When the men and women of our armed forces return home from service, they frequently suffer from emotional, physical, and mental problems. Within the continuing discussion about veteran’s healthcare, the most frequently diagnosed disability is often relatively ignored: Hearing loss and tinnitus.
Even if you take into account age and occupation, there’s a 30% higher chance of veterans having significant hearing impairment compared to non-veterans. Hearing loss, linked to military service, has been recognized at least back to the second world war, but it’s far more prevalent in veterans who have served more recently. Veterans who have served recently are commonly among the younger group of service members and are also as much as four times more likely to have hearing impairment than non-veterans.
Why is The Risk of Hearing Impairment Greater For Service Personnel?
The answer is simple: Noise exposure. Certainly, some occupations are noisier than others. For example, a librarian will be working in a relatively quiet environment. The volume of sound that they would usually be exposed to would be from 30dB (a whisper) to 60 dB (normal conversation).
For civilians who are at the other end of the sonic scale, such as a city construction worker, the hazard rises. Background noises you would periodically hear, such as the siren of an emergency vehicle (120dB), or constantly, like heavy city traffic, are harmful to your hearing. Noises louder than 85dB (from power tools to heavy machinery) are prevalent on construction sites according to research.

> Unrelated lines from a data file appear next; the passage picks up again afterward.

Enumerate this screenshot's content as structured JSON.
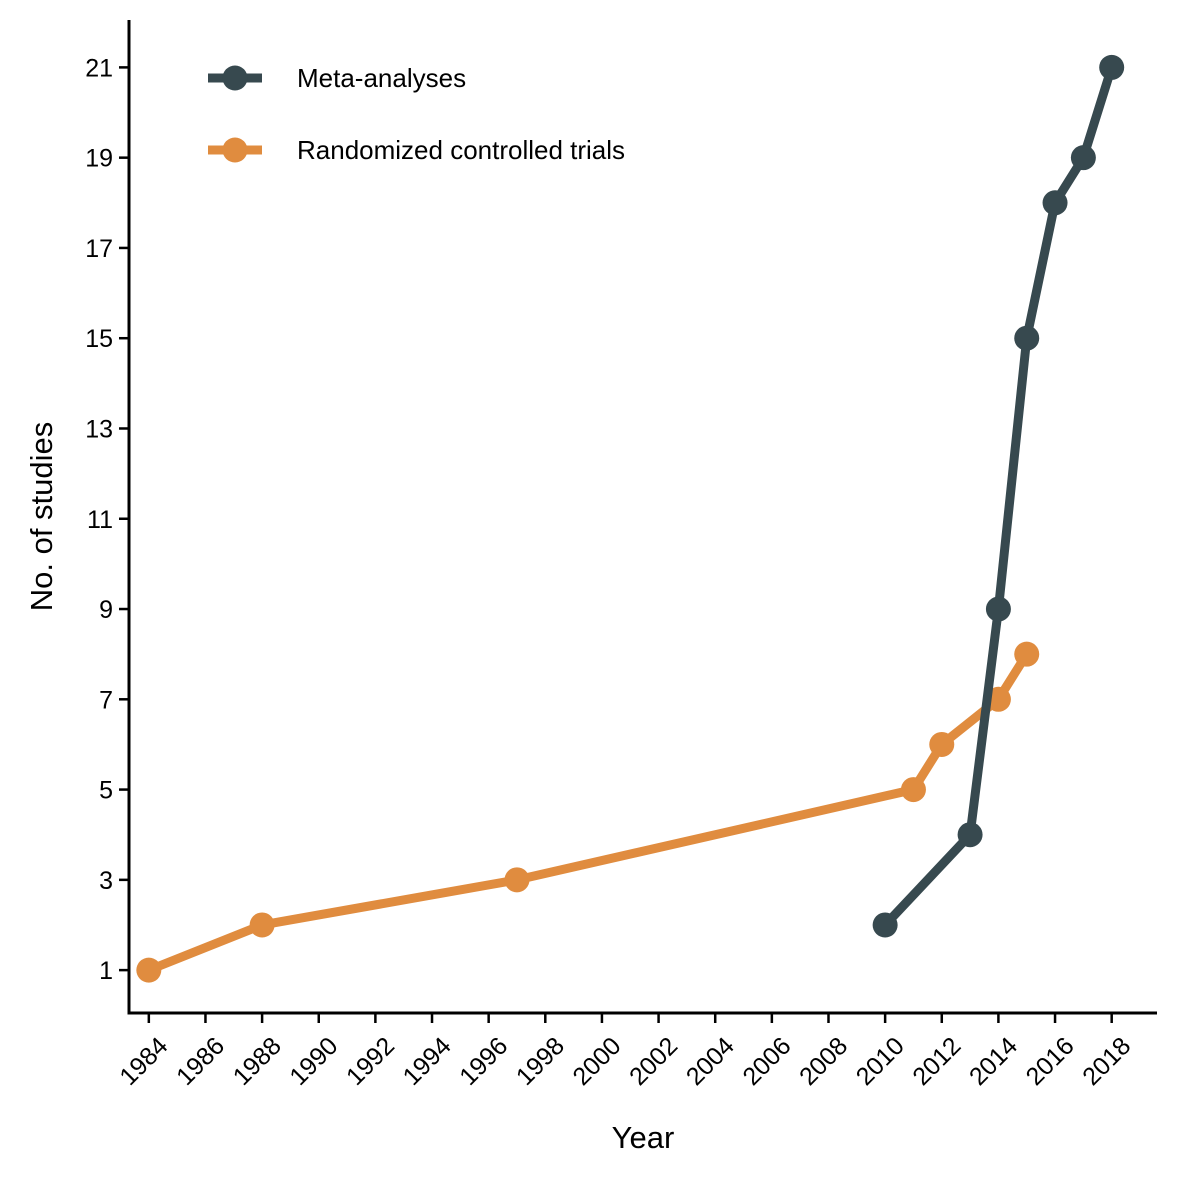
{
  "chart_data": {
    "type": "line",
    "title": "",
    "xlabel": "Year",
    "ylabel": "No. of studies",
    "xlim": [
      1983.3,
      2019.6
    ],
    "ylim": [
      0.05,
      22.05
    ],
    "x_ticks": [
      1984,
      1986,
      1988,
      1990,
      1992,
      1994,
      1996,
      1998,
      2000,
      2002,
      2004,
      2006,
      2008,
      2010,
      2012,
      2014,
      2016,
      2018
    ],
    "y_ticks": [
      1,
      3,
      5,
      7,
      9,
      11,
      13,
      15,
      17,
      19,
      21
    ],
    "grid": false,
    "legend_position": "top-left",
    "series": [
      {
        "name": "Meta-analyses",
        "color": "#37494f",
        "x": [
          2010,
          2013,
          2014,
          2015,
          2016,
          2017,
          2018
        ],
        "y": [
          2,
          4,
          9,
          15,
          18,
          19,
          21
        ]
      },
      {
        "name": "Randomized controlled trials",
        "color": "#e08c3f",
        "x": [
          1984,
          1988,
          1997,
          2011,
          2012,
          2014,
          2015
        ],
        "y": [
          1,
          2,
          3,
          5,
          6,
          7,
          8
        ]
      }
    ]
  }
}
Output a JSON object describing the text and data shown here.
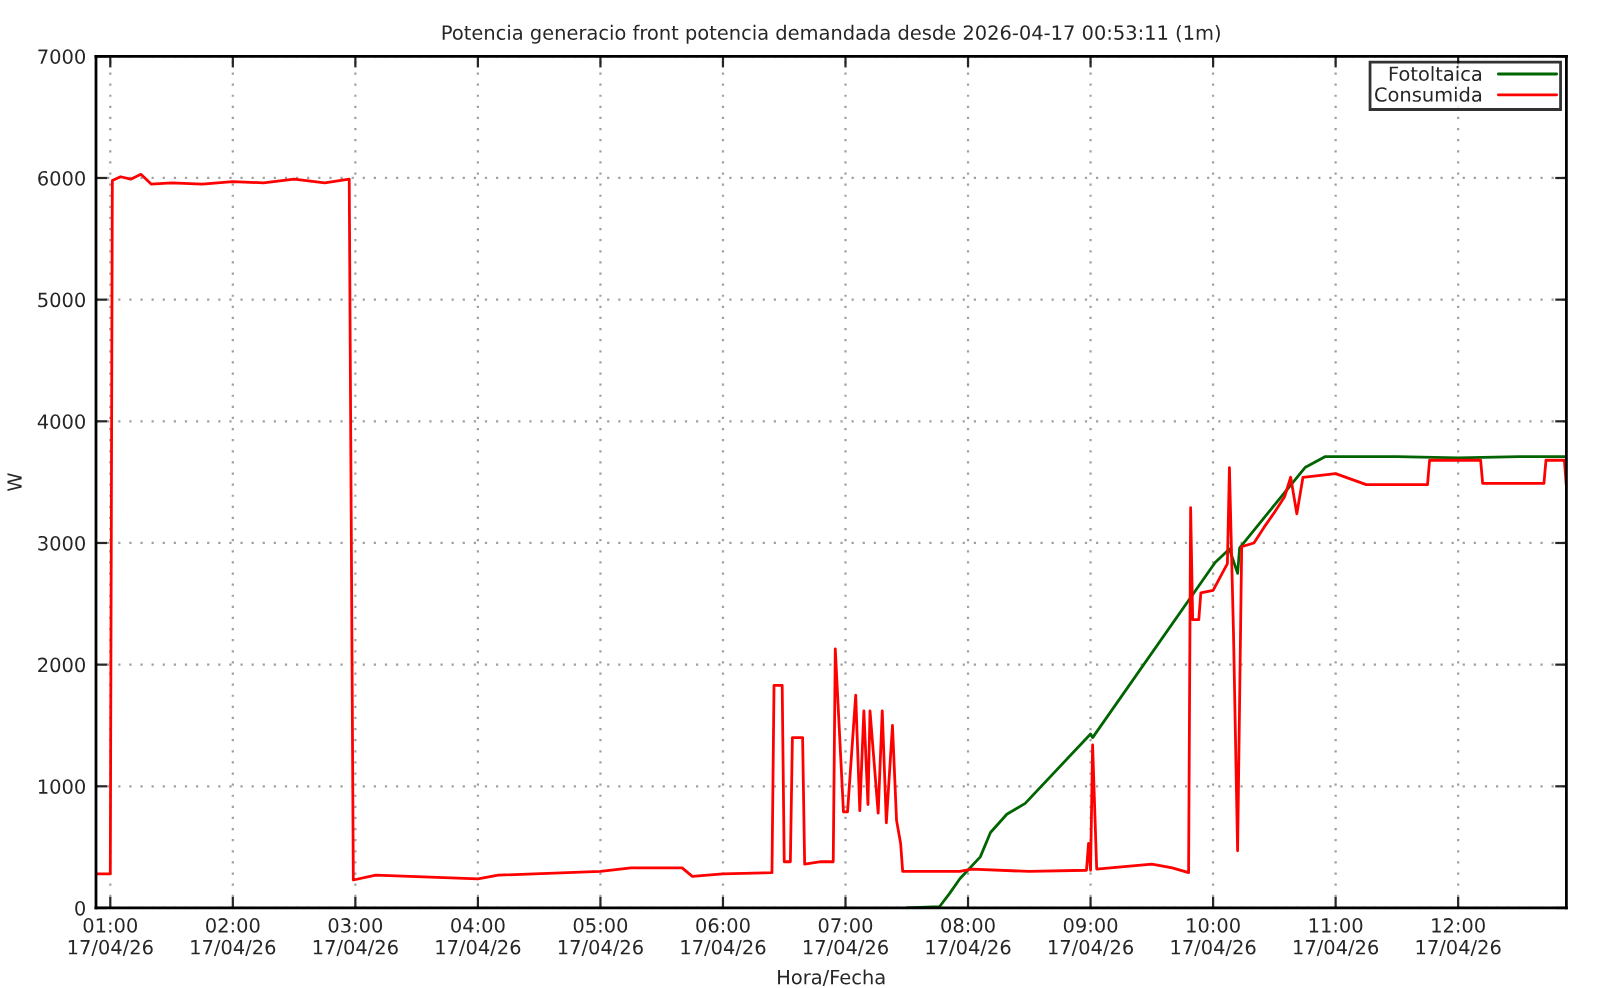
{
  "chart_data": {
    "type": "line",
    "title": "Potencia generacio front potencia demandada desde 2026-04-17 00:53:11 (1m)",
    "xlabel": "Hora/Fecha",
    "ylabel": "W",
    "xlim": [
      "2026-04-17T00:53",
      "2026-04-17T12:53"
    ],
    "xticks": [
      {
        "value": "2026-04-17T01:00",
        "label": "01:00\n17/04/26"
      },
      {
        "value": "2026-04-17T02:00",
        "label": "02:00\n17/04/26"
      },
      {
        "value": "2026-04-17T03:00",
        "label": "03:00\n17/04/26"
      },
      {
        "value": "2026-04-17T04:00",
        "label": "04:00\n17/04/26"
      },
      {
        "value": "2026-04-17T05:00",
        "label": "05:00\n17/04/26"
      },
      {
        "value": "2026-04-17T06:00",
        "label": "06:00\n17/04/26"
      },
      {
        "value": "2026-04-17T07:00",
        "label": "07:00\n17/04/26"
      },
      {
        "value": "2026-04-17T08:00",
        "label": "08:00\n17/04/26"
      },
      {
        "value": "2026-04-17T09:00",
        "label": "09:00\n17/04/26"
      },
      {
        "value": "2026-04-17T10:00",
        "label": "10:00\n17/04/26"
      },
      {
        "value": "2026-04-17T11:00",
        "label": "11:00\n17/04/26"
      },
      {
        "value": "2026-04-17T12:00",
        "label": "12:00\n17/04/26"
      }
    ],
    "ylim": [
      0,
      7000
    ],
    "yticks": [
      0,
      1000,
      2000,
      3000,
      4000,
      5000,
      6000,
      7000
    ],
    "grid": true,
    "legend": "top right",
    "line_style": "solid",
    "marker": "none",
    "series": [
      {
        "name": "Fotoltaica",
        "color": "#006400",
        "x": [
          "2026-04-17T07:30",
          "2026-04-17T07:46",
          "2026-04-17T07:51",
          "2026-04-17T07:56",
          "2026-04-17T08:06",
          "2026-04-17T08:11",
          "2026-04-17T08:19",
          "2026-04-17T08:28",
          "2026-04-17T09:00",
          "2026-04-17T09:01",
          "2026-04-17T10:01",
          "2026-04-17T10:08",
          "2026-04-17T10:12",
          "2026-04-17T10:13",
          "2026-04-17T10:45",
          "2026-04-17T10:55",
          "2026-04-17T11:30",
          "2026-04-17T12:00",
          "2026-04-17T12:30",
          "2026-04-17T12:53"
        ],
        "values": [
          0,
          10,
          120,
          240,
          420,
          620,
          770,
          860,
          1430,
          1400,
          2840,
          2950,
          2750,
          2960,
          3620,
          3710,
          3710,
          3700,
          3710,
          3710
        ]
      },
      {
        "name": "Consumida",
        "color": "#ff0000",
        "x": [
          "2026-04-17T00:53",
          "2026-04-17T01:00",
          "2026-04-17T01:01",
          "2026-04-17T01:05",
          "2026-04-17T01:10",
          "2026-04-17T01:15",
          "2026-04-17T01:20",
          "2026-04-17T01:30",
          "2026-04-17T01:45",
          "2026-04-17T02:00",
          "2026-04-17T02:15",
          "2026-04-17T02:30",
          "2026-04-17T02:45",
          "2026-04-17T02:57",
          "2026-04-17T02:59",
          "2026-04-17T03:10",
          "2026-04-17T04:00",
          "2026-04-17T04:10",
          "2026-04-17T05:00",
          "2026-04-17T05:15",
          "2026-04-17T05:40",
          "2026-04-17T05:45",
          "2026-04-17T06:00",
          "2026-04-17T06:24",
          "2026-04-17T06:25",
          "2026-04-17T06:29",
          "2026-04-17T06:30",
          "2026-04-17T06:33",
          "2026-04-17T06:34",
          "2026-04-17T06:39",
          "2026-04-17T06:40",
          "2026-04-17T06:48",
          "2026-04-17T06:54",
          "2026-04-17T06:55",
          "2026-04-17T06:59",
          "2026-04-17T07:01",
          "2026-04-17T07:05",
          "2026-04-17T07:07",
          "2026-04-17T07:09",
          "2026-04-17T07:11",
          "2026-04-17T07:12",
          "2026-04-17T07:16",
          "2026-04-17T07:18",
          "2026-04-17T07:20",
          "2026-04-17T07:23",
          "2026-04-17T07:25",
          "2026-04-17T07:27",
          "2026-04-17T07:28",
          "2026-04-17T07:56",
          "2026-04-17T08:02",
          "2026-04-17T08:30",
          "2026-04-17T08:58",
          "2026-04-17T08:59",
          "2026-04-17T09:00",
          "2026-04-17T09:01",
          "2026-04-17T09:03",
          "2026-04-17T09:30",
          "2026-04-17T09:40",
          "2026-04-17T09:48",
          "2026-04-17T09:49",
          "2026-04-17T09:50",
          "2026-04-17T09:53",
          "2026-04-17T09:54",
          "2026-04-17T10:00",
          "2026-04-17T10:07",
          "2026-04-17T10:08",
          "2026-04-17T10:10",
          "2026-04-17T10:12",
          "2026-04-17T10:14",
          "2026-04-17T10:20",
          "2026-04-17T10:25",
          "2026-04-17T10:30",
          "2026-04-17T10:35",
          "2026-04-17T10:38",
          "2026-04-17T10:41",
          "2026-04-17T10:44",
          "2026-04-17T11:00",
          "2026-04-17T11:15",
          "2026-04-17T11:45",
          "2026-04-17T11:46",
          "2026-04-17T12:11",
          "2026-04-17T12:12",
          "2026-04-17T12:42",
          "2026-04-17T12:43",
          "2026-04-17T12:52",
          "2026-04-17T12:53"
        ],
        "values": [
          280,
          280,
          5980,
          6010,
          5990,
          6030,
          5950,
          5960,
          5950,
          5970,
          5960,
          5990,
          5960,
          5990,
          230,
          270,
          240,
          270,
          300,
          330,
          330,
          260,
          280,
          290,
          1830,
          1830,
          380,
          380,
          1400,
          1400,
          360,
          380,
          380,
          2130,
          790,
          790,
          1750,
          800,
          1620,
          850,
          1620,
          780,
          1620,
          700,
          1500,
          720,
          530,
          300,
          300,
          320,
          300,
          310,
          530,
          310,
          1340,
          320,
          360,
          330,
          290,
          3290,
          2370,
          2370,
          2590,
          2610,
          2830,
          3620,
          2250,
          470,
          2970,
          3000,
          3130,
          3250,
          3380,
          3540,
          3240,
          3540,
          3570,
          3480,
          3480,
          3680,
          3680,
          3490,
          3490,
          3680,
          3680,
          3460
        ]
      }
    ]
  }
}
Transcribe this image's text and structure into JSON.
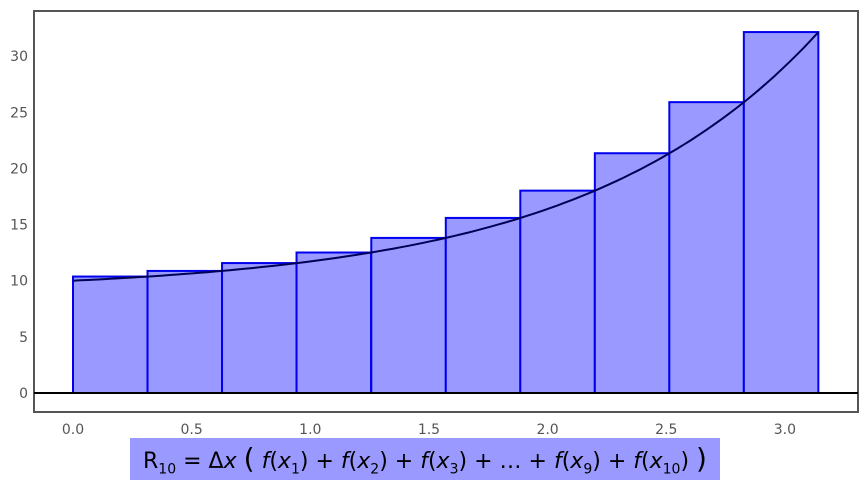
{
  "chart_data": {
    "type": "bar",
    "description_kind": "right Riemann sum with curve",
    "x_left_edges": [
      0.0,
      0.314,
      0.628,
      0.942,
      1.257,
      1.571,
      1.885,
      2.199,
      2.513,
      2.827
    ],
    "bar_width": 0.314,
    "values": [
      10.37,
      10.87,
      11.57,
      12.51,
      13.81,
      15.59,
      18.02,
      21.35,
      25.9,
      32.14
    ],
    "curve": {
      "x": [
        0,
        0.314,
        0.628,
        0.942,
        1.257,
        1.571,
        1.885,
        2.199,
        2.513,
        2.827,
        3.1416
      ],
      "y": [
        10.0,
        10.37,
        10.87,
        11.57,
        12.51,
        13.81,
        15.59,
        18.02,
        21.35,
        25.9,
        32.14
      ]
    },
    "xlim": [
      -0.16,
      3.3
    ],
    "ylim": [
      -1.6,
      34
    ],
    "x_ticks": [
      "0.0",
      "0.5",
      "1.0",
      "1.5",
      "2.0",
      "2.5",
      "3.0"
    ],
    "y_ticks": [
      "0",
      "5",
      "10",
      "15",
      "20",
      "25",
      "30"
    ],
    "grid": false,
    "colors": {
      "bar_fill": "#9999ff",
      "bar_stroke": "#0000ee",
      "curve": "#000055",
      "frame": "#555555"
    }
  },
  "formula": {
    "lhs": "R",
    "lhs_sub": "10",
    "eq": "= Δ",
    "dx": "x",
    "open": "(",
    "close": ")",
    "terms": [
      {
        "f": "f",
        "x": "x",
        "sub": "1"
      },
      {
        "f": "f",
        "x": "x",
        "sub": "2"
      },
      {
        "f": "f",
        "x": "x",
        "sub": "3"
      },
      {
        "f": "f",
        "x": "x",
        "sub": "9"
      },
      {
        "f": "f",
        "x": "x",
        "sub": "10"
      }
    ],
    "ellipsis": "…",
    "plus": "+"
  }
}
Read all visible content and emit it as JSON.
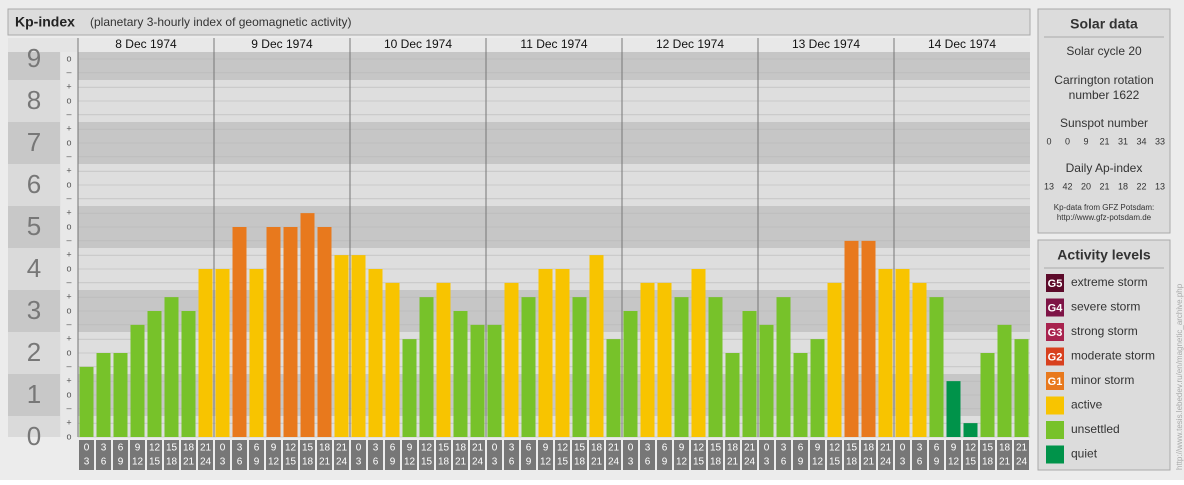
{
  "chart_data": {
    "type": "bar",
    "title": "Kp-index",
    "subtitle": "(planetary 3-hourly index of geomagnetic activity)",
    "days": [
      "8 Dec 1974",
      "9 Dec 1974",
      "10 Dec 1974",
      "11 Dec 1974",
      "12 Dec 1974",
      "13 Dec 1974",
      "14 Dec 1974"
    ],
    "intervals": [
      {
        "from": "0",
        "to": "3"
      },
      {
        "from": "3",
        "to": "6"
      },
      {
        "from": "6",
        "to": "9"
      },
      {
        "from": "9",
        "to": "12"
      },
      {
        "from": "12",
        "to": "15"
      },
      {
        "from": "15",
        "to": "18"
      },
      {
        "from": "18",
        "to": "21"
      },
      {
        "from": "21",
        "to": "24"
      }
    ],
    "values": [
      1.67,
      2,
      2,
      2.67,
      3,
      3.33,
      3,
      4,
      4,
      5,
      4,
      5,
      5,
      5.33,
      5,
      4.33,
      4.33,
      4,
      3.67,
      2.33,
      3.33,
      3.67,
      3,
      2.67,
      2.67,
      3.67,
      3.33,
      4,
      4,
      3.33,
      4.33,
      2.33,
      3,
      3.67,
      3.67,
      3.33,
      4,
      3.33,
      2,
      3,
      2.67,
      3.33,
      2,
      2.33,
      3.67,
      4.67,
      4.67,
      4,
      4,
      3.67,
      3.33,
      1.33,
      0.33,
      2,
      2.67,
      2.33
    ],
    "colors": [
      "#77c22a",
      "#77c22a",
      "#77c22a",
      "#77c22a",
      "#77c22a",
      "#77c22a",
      "#77c22a",
      "#f8c400",
      "#f8c400",
      "#e8791d",
      "#f8c400",
      "#e8791d",
      "#e8791d",
      "#e8791d",
      "#e8791d",
      "#f8c400",
      "#f8c400",
      "#f8c400",
      "#f8c400",
      "#77c22a",
      "#77c22a",
      "#f8c400",
      "#77c22a",
      "#77c22a",
      "#77c22a",
      "#f8c400",
      "#77c22a",
      "#f8c400",
      "#f8c400",
      "#77c22a",
      "#f8c400",
      "#77c22a",
      "#77c22a",
      "#f8c400",
      "#f8c400",
      "#77c22a",
      "#f8c400",
      "#77c22a",
      "#77c22a",
      "#77c22a",
      "#77c22a",
      "#77c22a",
      "#77c22a",
      "#77c22a",
      "#f8c400",
      "#e8791d",
      "#e8791d",
      "#f8c400",
      "#f8c400",
      "#f8c400",
      "#77c22a",
      "#00934a",
      "#00934a",
      "#77c22a",
      "#77c22a",
      "#77c22a"
    ],
    "ylim": [
      0,
      9
    ],
    "yticks": [
      0,
      1,
      2,
      3,
      4,
      5,
      6,
      7,
      8,
      9
    ],
    "minor_ticks": [
      {
        "value": 9,
        "label": "o"
      },
      {
        "value": 8.67,
        "label": "–"
      },
      {
        "value": 8.33,
        "label": "+"
      },
      {
        "value": 8,
        "label": "o"
      },
      {
        "value": 7.67,
        "label": "–"
      },
      {
        "value": 7.33,
        "label": "+"
      },
      {
        "value": 7,
        "label": "o"
      },
      {
        "value": 6.67,
        "label": "–"
      },
      {
        "value": 6.33,
        "label": "+"
      },
      {
        "value": 6,
        "label": "o"
      },
      {
        "value": 5.67,
        "label": "–"
      },
      {
        "value": 5.33,
        "label": "+"
      },
      {
        "value": 5,
        "label": "o"
      },
      {
        "value": 4.67,
        "label": "–"
      },
      {
        "value": 4.33,
        "label": "+"
      },
      {
        "value": 4,
        "label": "o"
      },
      {
        "value": 3.67,
        "label": "–"
      },
      {
        "value": 3.33,
        "label": "+"
      },
      {
        "value": 3,
        "label": "o"
      },
      {
        "value": 2.67,
        "label": "–"
      },
      {
        "value": 2.33,
        "label": "+"
      },
      {
        "value": 2,
        "label": "o"
      },
      {
        "value": 1.67,
        "label": "–"
      },
      {
        "value": 1.33,
        "label": "+"
      },
      {
        "value": 1,
        "label": "o"
      },
      {
        "value": 0.67,
        "label": "–"
      },
      {
        "value": 0.33,
        "label": "+"
      },
      {
        "value": 0,
        "label": "o"
      }
    ],
    "grid": true
  },
  "solar": {
    "title": "Solar data",
    "cycle": "Solar cycle 20",
    "rotation_1": "Carrington rotation",
    "rotation_2": "number 1622",
    "sunspot_title": "Sunspot number",
    "sunspots": [
      0,
      0,
      9,
      21,
      31,
      34,
      33
    ],
    "ap_title": "Daily Ap-index",
    "ap": [
      13,
      42,
      20,
      21,
      18,
      22,
      13
    ],
    "source": "Kp-data from GFZ Potsdam:",
    "url": "http://www.gfz-potsdam.de"
  },
  "levels": {
    "title": "Activity levels",
    "items": [
      {
        "code": "G5",
        "label": "extreme storm",
        "color": "#5c0a2a"
      },
      {
        "code": "G4",
        "label": "severe storm",
        "color": "#7e1446"
      },
      {
        "code": "G3",
        "label": "strong storm",
        "color": "#a8234e"
      },
      {
        "code": "G2",
        "label": "moderate storm",
        "color": "#d8401e"
      },
      {
        "code": "G1",
        "label": "minor storm",
        "color": "#e8791d"
      },
      {
        "label": "active",
        "color": "#f8c400"
      },
      {
        "label": "unsettled",
        "color": "#77c22a"
      },
      {
        "label": "quiet",
        "color": "#00934a"
      }
    ]
  },
  "source_url": "http://www.tesis.lebedev.ru/en/magnetic_archive.php"
}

Construction sites are definitely loud, but people in the military are constantly exposed to noise that is far louder. In combat settings, troops are exposed to gunfire (150 dB), grenades (158 dB), and heavy artillery (180 dB). And it isn’t quiet at military bases either. Indoor engine rooms are very loud and the deck of an aircraft carrier can be as loud as 130 – 160 dB. For pilots, noise levels are high also, with helicopters being well over 100 dB and jets and other planes also being well above 100 dB. Another concern: One study found that exposure to some kinds of jet fuel appears to cause hearing impairment by interrupting auditory processing.
And as a 2015 study of hearing loss amongst military personnel aptly highlights, for the men and women who serve our country, opting out is not an option. They need to deal with noise exposure in order to complete missions and even everyday activities. And although hearing protection is standard issue, lots of the sounds just outlined are so loud that even the best-performing hearing protection isn’t enough.
How Can Veterans Deal With Hearing Loss?
Even though hearing loss due to noise exposure is permanent, the impairment can be reduced with hearing aids. The loss of high-pitch sound is the most prevalent type of hearing loss among veterans and this kind of impairment can be managed with specialized hearing aids. Tinnitus can’t be cured, but as it’s frequently a symptom of another issue, treatment solutions are also available.
Veterans have already made lots of sacrifices in serving our country. Hearing shouldn’t have to be one of them.